Legal Issues and Trial and Attorneys and Lawsuits and Breach of contract and Courts and U.S. District Court and Law

Hilbert says Menard has 'picked on the wrong people'

November 13, 2013

Both in and out of court Wednesday afternoon, Steve Hilbert was calm but defiant about the allegations made by hardware store owner John Menard against him, describing them as “totally personal” and a “vendetta.”

The 67-year-old businessman said Menard, the founder of the Menard Inc. chain of hardware stores, has a history of breaking contracts and being abusive toward women—but usually against people without the resources to fight back.

“This time he picked on the wrong people,” Hilbert said outside the federal courthouse downtown.

He had just given testimony inside the courthouse a trial over a scotched deal to market skin care products struck by New Sunshine LLC, an Indianapolis-based company Hilbert had led until February, and Melania Trump, the former model who is now wife of real estate investor Donald Trump.

Hilbert, the former CEO of New Sunshine, is friends with the Trumps, a fact attorneys for Menard have stressed as a possible motivation for Hilbert to sign what they consider a one-sided deal that favored Melania Trump at the expense of New Sunshine.

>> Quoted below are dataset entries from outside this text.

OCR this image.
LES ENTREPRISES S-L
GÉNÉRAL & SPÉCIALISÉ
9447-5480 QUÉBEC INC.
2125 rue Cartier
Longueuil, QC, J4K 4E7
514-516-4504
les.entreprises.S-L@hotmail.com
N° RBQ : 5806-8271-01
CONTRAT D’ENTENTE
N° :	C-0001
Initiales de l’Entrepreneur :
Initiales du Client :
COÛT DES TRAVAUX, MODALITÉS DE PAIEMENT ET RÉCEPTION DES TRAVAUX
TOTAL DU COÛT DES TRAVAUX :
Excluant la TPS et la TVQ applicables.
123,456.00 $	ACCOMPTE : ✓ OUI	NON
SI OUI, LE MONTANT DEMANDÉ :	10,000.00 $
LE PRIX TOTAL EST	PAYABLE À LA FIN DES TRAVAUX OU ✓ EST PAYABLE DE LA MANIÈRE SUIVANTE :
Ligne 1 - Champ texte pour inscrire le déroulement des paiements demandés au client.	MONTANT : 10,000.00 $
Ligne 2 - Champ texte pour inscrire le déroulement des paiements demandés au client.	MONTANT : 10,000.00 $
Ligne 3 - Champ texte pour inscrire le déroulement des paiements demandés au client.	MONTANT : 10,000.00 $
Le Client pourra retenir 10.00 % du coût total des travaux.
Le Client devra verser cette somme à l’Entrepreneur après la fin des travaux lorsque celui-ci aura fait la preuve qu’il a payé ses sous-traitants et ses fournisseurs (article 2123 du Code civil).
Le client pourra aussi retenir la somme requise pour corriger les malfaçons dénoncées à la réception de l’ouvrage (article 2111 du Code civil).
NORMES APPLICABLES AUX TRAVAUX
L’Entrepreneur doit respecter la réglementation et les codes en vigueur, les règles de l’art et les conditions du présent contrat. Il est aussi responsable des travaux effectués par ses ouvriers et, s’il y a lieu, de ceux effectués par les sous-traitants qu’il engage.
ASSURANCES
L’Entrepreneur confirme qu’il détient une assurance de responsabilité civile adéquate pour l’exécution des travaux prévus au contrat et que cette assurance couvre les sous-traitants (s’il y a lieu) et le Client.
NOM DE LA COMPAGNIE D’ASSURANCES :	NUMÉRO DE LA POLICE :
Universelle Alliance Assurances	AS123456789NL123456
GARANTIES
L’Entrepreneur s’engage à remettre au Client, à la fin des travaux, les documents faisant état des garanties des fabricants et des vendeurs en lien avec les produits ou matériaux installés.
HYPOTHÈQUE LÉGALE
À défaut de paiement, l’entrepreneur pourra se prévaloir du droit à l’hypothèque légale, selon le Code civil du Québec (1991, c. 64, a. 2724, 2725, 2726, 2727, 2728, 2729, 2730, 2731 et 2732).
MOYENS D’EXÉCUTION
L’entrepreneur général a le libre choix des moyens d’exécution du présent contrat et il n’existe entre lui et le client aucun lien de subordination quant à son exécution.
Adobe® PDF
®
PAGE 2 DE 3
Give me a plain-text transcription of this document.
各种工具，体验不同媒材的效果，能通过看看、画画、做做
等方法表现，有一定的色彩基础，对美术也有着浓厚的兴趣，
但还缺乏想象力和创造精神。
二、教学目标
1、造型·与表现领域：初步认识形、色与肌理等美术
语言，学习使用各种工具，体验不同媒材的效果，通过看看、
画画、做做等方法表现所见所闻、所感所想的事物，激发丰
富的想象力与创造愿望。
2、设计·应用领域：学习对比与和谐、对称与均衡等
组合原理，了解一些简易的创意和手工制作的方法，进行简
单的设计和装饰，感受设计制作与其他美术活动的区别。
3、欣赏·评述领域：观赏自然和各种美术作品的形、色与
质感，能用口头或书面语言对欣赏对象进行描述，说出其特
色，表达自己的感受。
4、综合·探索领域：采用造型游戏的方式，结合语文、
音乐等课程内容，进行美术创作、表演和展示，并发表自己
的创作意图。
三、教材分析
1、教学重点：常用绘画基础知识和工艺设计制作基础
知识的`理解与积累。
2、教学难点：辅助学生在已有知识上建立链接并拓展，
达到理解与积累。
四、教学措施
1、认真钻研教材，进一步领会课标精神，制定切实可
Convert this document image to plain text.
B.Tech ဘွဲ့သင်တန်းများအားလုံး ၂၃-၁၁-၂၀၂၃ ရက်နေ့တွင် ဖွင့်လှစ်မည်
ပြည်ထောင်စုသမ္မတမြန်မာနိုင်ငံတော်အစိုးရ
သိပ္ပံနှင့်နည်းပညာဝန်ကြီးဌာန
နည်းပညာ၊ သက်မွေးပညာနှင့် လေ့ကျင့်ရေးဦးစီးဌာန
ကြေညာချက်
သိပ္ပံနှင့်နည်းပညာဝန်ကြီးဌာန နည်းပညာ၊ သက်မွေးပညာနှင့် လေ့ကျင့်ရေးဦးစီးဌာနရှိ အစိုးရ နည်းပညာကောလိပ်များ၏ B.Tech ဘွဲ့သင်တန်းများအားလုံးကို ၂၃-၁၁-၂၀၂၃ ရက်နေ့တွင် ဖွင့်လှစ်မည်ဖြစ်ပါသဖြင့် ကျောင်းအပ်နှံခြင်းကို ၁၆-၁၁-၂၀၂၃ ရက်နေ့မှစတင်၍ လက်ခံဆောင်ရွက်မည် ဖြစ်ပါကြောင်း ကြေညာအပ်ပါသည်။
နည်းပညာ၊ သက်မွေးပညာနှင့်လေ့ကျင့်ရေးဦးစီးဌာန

In spite of his defiance, Hilbert admitted in court that he even turned to Donald Trump to help him financially because a series of lawsuits filed between Menard and Hilbert has put Hilbert in a "horrendous position. Trump agreed in late summer to purchase Hilbert's vacation home in St. Martin, which had a list price of $19.7 million and had been on the market for 4 1/2 years.

"We had to sell it," Hilbert said Wednesday of the St. Martin home. "So I went to Donald and he agreed to buy it."

Attorneys for Menard also sought to show that Hilbert directed New Sunshine to sign an endorsement deal with Trump, although he already knew that Menard had ousted him from his position leading the company. Therefore, they argued, the deal is invalid.

New Sunshine is one of several companies purchased by MH Private Equity, a private equity fund financed by Menard and managed by Hilbert. But Menard sought to remove Hilbert as the fund’s manager in June 2012, stating that the companies’ financial performance was poor.

Hilbert said he received a letter in June 2012 from Menard Inc.’s attorney stating that he had been removed as manager of MH Private Equity. However, Hilbert said, he knew Menard had no such authority under the operating agreement the two men signed in 2005 to create the fund.

“I got a bullsh-- letter from Menard,” Steve Hilbert said he told his wife, Tomisue Hilbert, at the time. Steve Hilbert told no one else about the letter until Menard’s companies sued Hilbert in November 2012 to seek his removal.

Hilbert said that executives running New Sunshine at the time knew nothing of Menard’s attempts to remove Hilbert from control of the company—until after those executives had already signed the endorsement agreement with Trump.

Scott Matthews, who was general counsel of New Sunshine until March 1, 2013, testified Wednesday morning that Steve Hilbert only ever said one thing to him about his dispute with John Menard.

“He said he was in a world-class pissing match with John,” Matthews testified. Menard finally did win a court order in February, which removed Hilbert as manager of MH Private Equity and the companies it owns.

Attorneys for Menard also maintain that the deal with Trump is invalid because it is grossly one-sided in favor of Trump, and also was improperly advantageous to Hilbert.

The deal allowed Steve and Tomisue Hilbert to receive $50,000 per year in free skin care products that were part of the product line that would have Melania Trump’s first name on it.